Over 100 000 large interplanetary dust particles in the 50-500 micrometers size range have been recovered in clean conditions from approximately 600 tons of Antarctic melt ice water as both unmelted and partially melted/dehydrated micrometeorites and cosmic spherules. Flux measurements in both the Greenland and Antarctica ice sheets indicate that the micrometeorites deliver to the Earth's surface approximately 2000x more extraterrestrial material than brought by meteorites. Mineralogical and chemical studies of Antarctic micrometeorites indicate that they are only related to the relatively rare CM and CR carbonaceous chondrite groups, being mostly chondritic carbonaceous objects composed of highly unequilibrated assemblages of anhydrous and hydrous minerals. However, there are also marked differences between these two families of solar system objects, including higher C/O ratios and a very marked depletion of chondrules in micrometeorite matter; hence, they are "chondrites-without-chondrules." Thus, the parent meteoroids of micrometeorites represent a dominant and new population of solar system objects, probably formed in the outer solar system and delivered to the inner solar system by the most appropriate vehicles, comets. One of the major purposes of this paper is to discuss applications of micrometeorite studies that have been previously presented to exobiologists but deal with the synthesis of prebiotic molecules on the early Earth, and more recently, with the early history of the solar system.

Were micrometeorites a source of prebiotic molecules on the early Earth?

"Interplanetary Dust Particles" with sizes approximately 10 micrometers collected in the stratosphere (IDPs), as well as much larger "giant" micrometeorites retrieved from Antarctic ice melt water (AMMs), are mostly composed of unequilibrated assemblages of minerals, thus being related to primitive unequilibrated meteorites.

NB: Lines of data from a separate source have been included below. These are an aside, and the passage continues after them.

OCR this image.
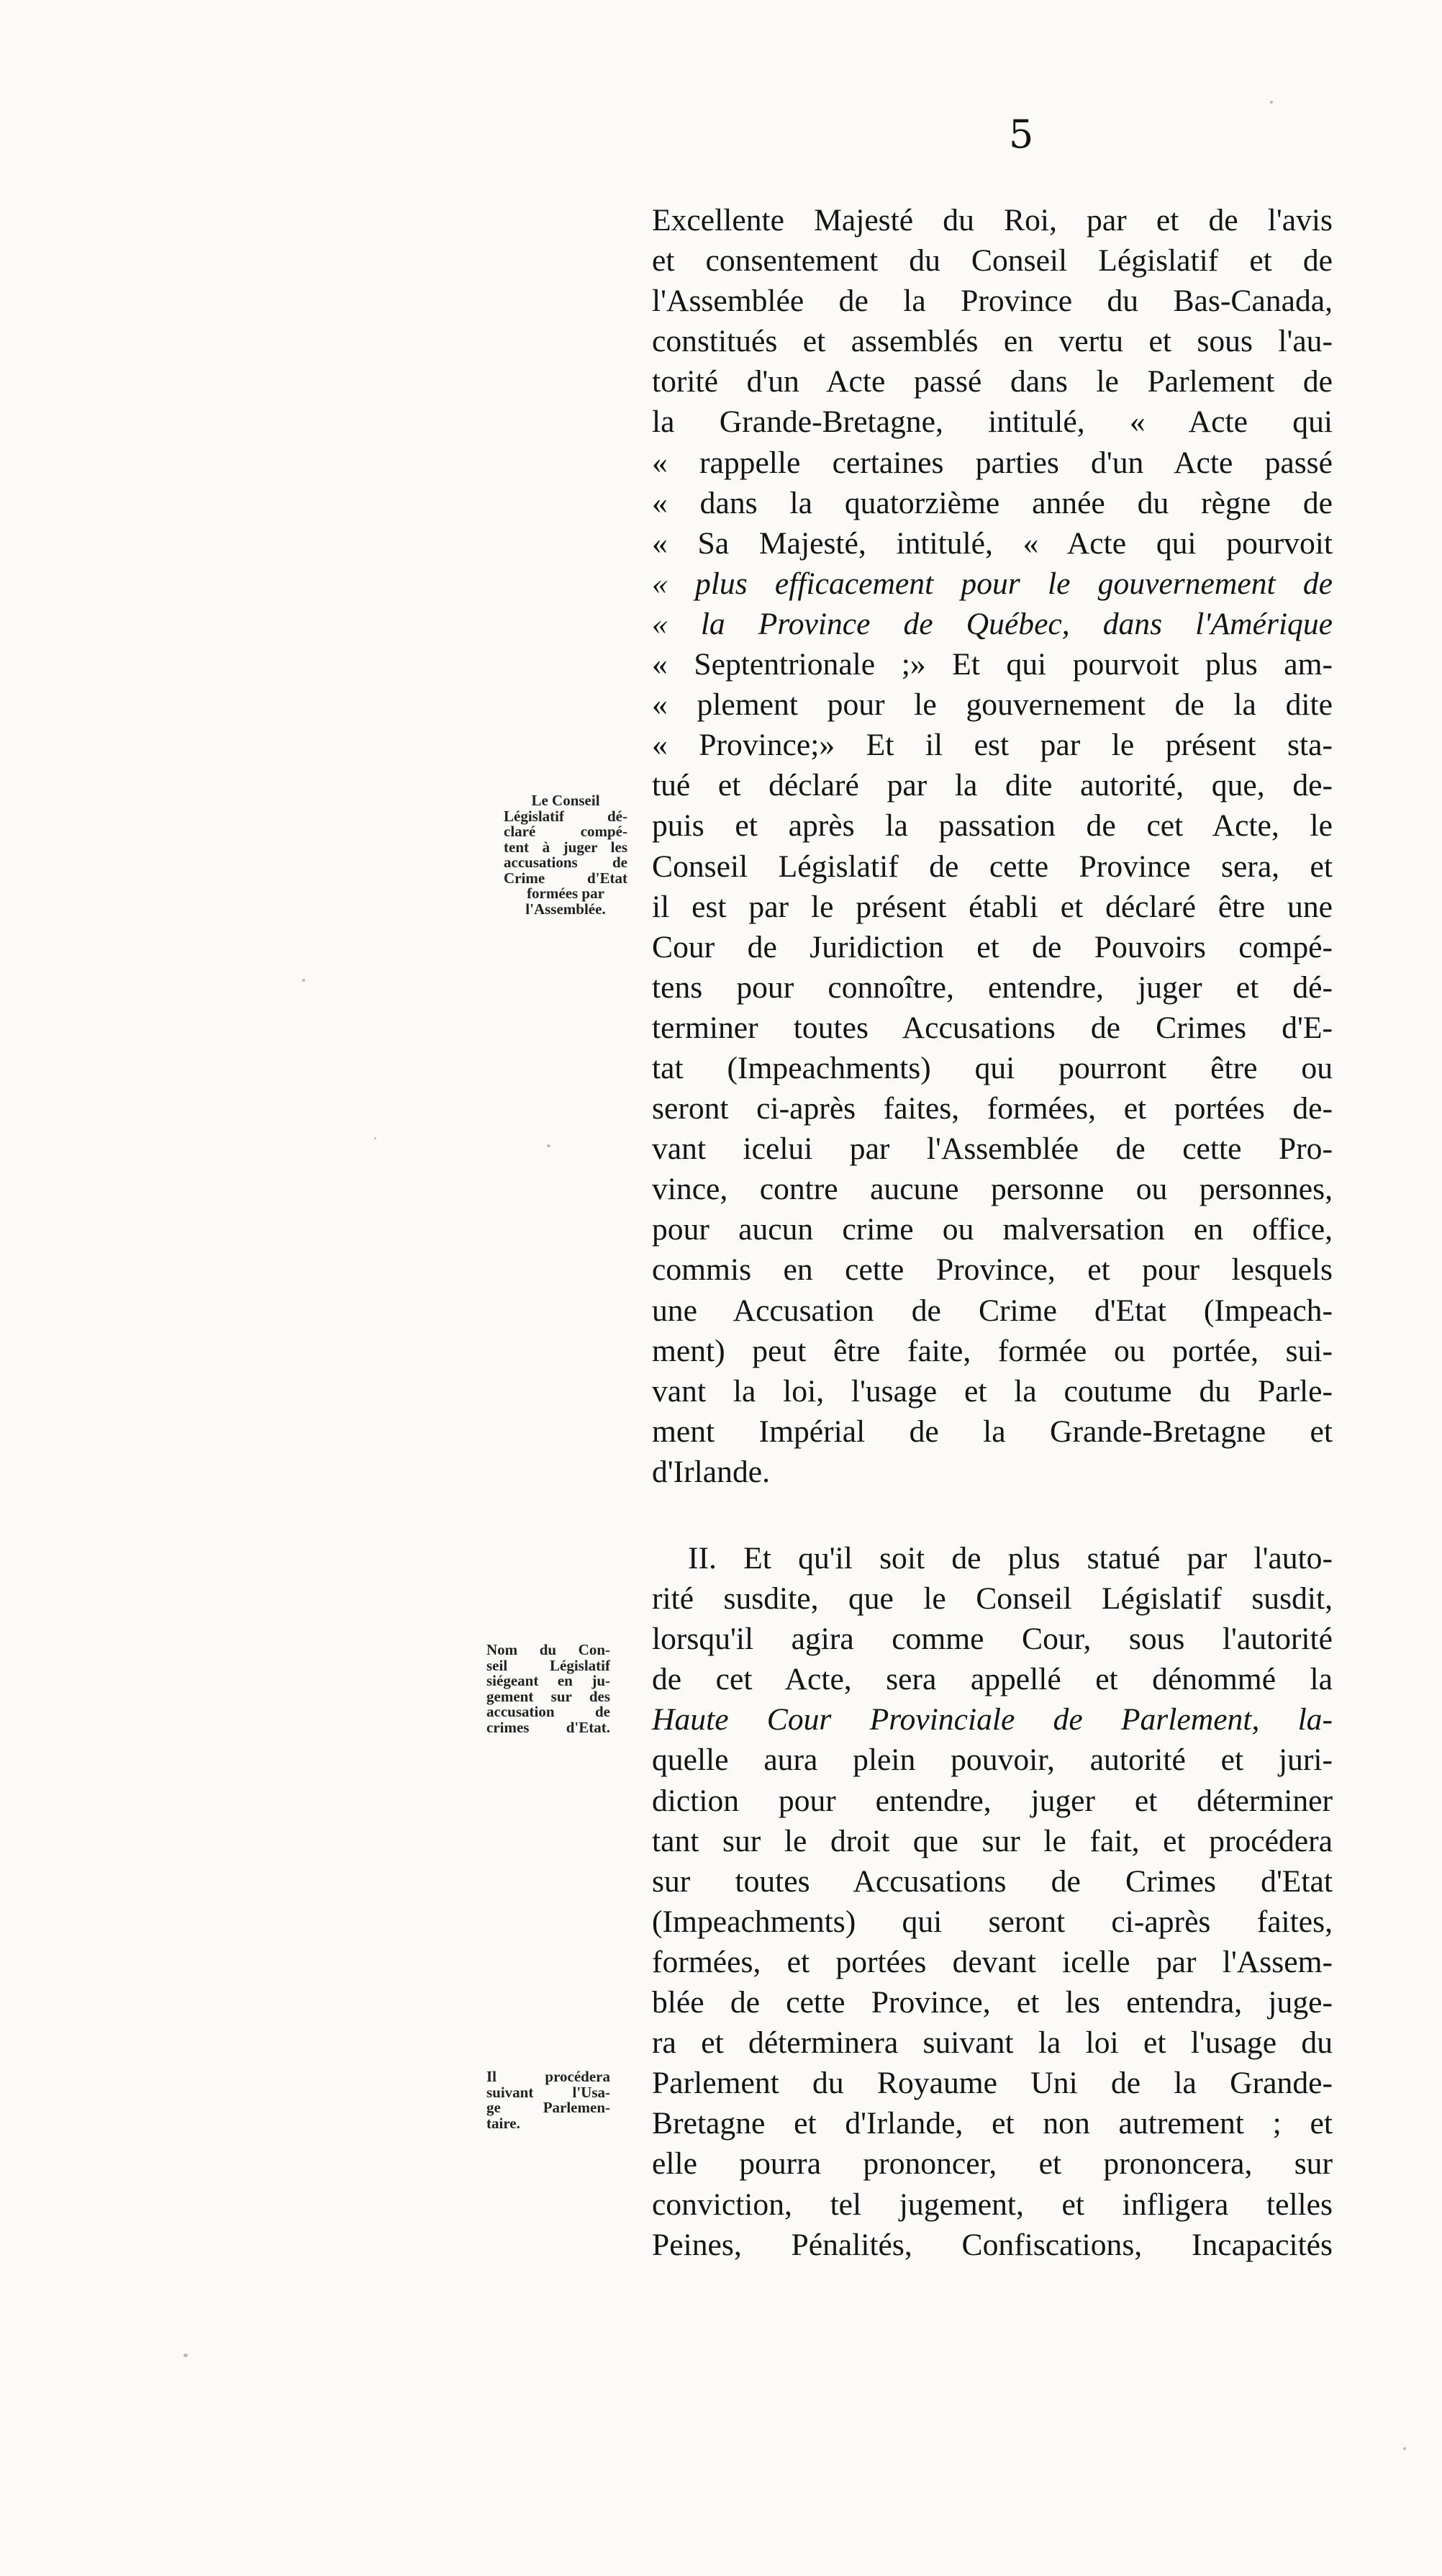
5
Le Conseil
Législatif dé-
claré compé-
tent à juger les
accusations de
Crime d'Etat
formées par
l'Assemblée.
Nom du Con-
seil Législatif
siégeant en ju-
gement sur des
accusation de
crimes d'Etat.
Il procédera
suivant l'Usa-
ge Parlemen-
taire.
Excellente Majesté du Roi, par et de l'avis
et consentement du Conseil Législatif et de
l'Assemblée de la Province du Bas-Canada,
constitués et assemblés en vertu et sous l'au-
torité d'un Acte passé dans le Parlement de
la Grande-Bretagne, intitulé, « Acte qui
« rappelle certaines parties d'un Acte passé
« dans la quatorzième année du règne de
« Sa Majesté, intitulé, « Acte qui pourvoit
« plus efficacement pour le gouvernement de
« la Province de Québec, dans l'Amérique
« Septentrionale ;» Et qui pourvoit plus am-
« plement pour le gouvernement de la dite
« Province;» Et il est par le présent sta-
tué et déclaré par la dite autorité, que, de-
puis et après la passation de cet Acte, le
Conseil Législatif de cette Province sera, et
il est par le présent établi et déclaré être une
Cour de Juridiction et de Pouvoirs compé-
tens pour connoître, entendre, juger et dé-
terminer toutes Accusations de Crimes d'E-
tat (Impeachments) qui pourront être ou
seront ci-après faites, formées, et portées de-
vant icelui par l'Assemblée de cette Pro-
vince, contre aucune personne ou personnes,
pour aucun crime ou malversation en office,
commis en cette Province, et pour lesquels
une Accusation de Crime d'Etat (Impeach-
ment) peut être faite, formée ou portée, sui-
vant la loi, l'usage et la coutume du Parle-
ment Impérial de la Grande-Bretagne et
d'Irlande.
II. Et qu'il soit de plus statué par l'auto-
rité susdite, que le Conseil Législatif susdit,
lorsqu'il agira comme Cour, sous l'autorité
de cet Acte, sera appellé et dénommé la
Haute Cour Provinciale de Parlement, la-
quelle aura plein pouvoir, autorité et juri-
diction pour entendre, juger et déterminer
tant sur le droit que sur le fait, et procédera
sur toutes Accusations de Crimes d'Etat
(Impeachments) qui seront ci-après faites,
formées, et portées devant icelle par l'Assem-
blée de cette Province, et les entendra, juge-
ra et déterminera suivant la loi et l'usage du
Parlement du Royaume Uni de la Grande-
Bretagne et d'Irlande, et non autrement ; et
elle pourra prononcer, et prononcera, sur
conviction, tel jugement, et infligera telles
Peines, Pénalités, Confiscations, Incapacités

Two independent evaluations of the mass flux of micrometeorites measuring approximately 50 micrometers to approximately 200 micrometers, recovered from either the Greenland or the Antarctic ice sheets have been reported (approximately 20,000 tons/a). A comparison with recent evaluation of the flux of meteorites reaching the Earth's surface (up to masses of 10,000 tons), indicates that micrometeorites represent about 99.5% of the extraterrestrial material falling on the Earth's surface each year. As they show carbon concentrations exceeding that of the most C-rich meteorite (Orgueil), they are the major contributors of extraterrestrial C-rich matter accreting to the Earth today. Moreover they are complex microstructured aggregates of grains. They contain not only a variety of C-rich matter, such as a new "dirty" magnetite phase enriched in P, S, and minor elements, but also a diversity of potential catalysts (hydrous silicates, oxides, sulfides and metal grains of Fe/Ni composition, etc.). They could have individually functioned on the early Earth, as "micro-chondritic-reactors" for the processing of prebiotic organic molecules in liquid water. Future progress requires the challenging development of meaningful laboratory simulation experiments, and a better understanding of the partial reprocessing of micrometeorites in the atmosphere.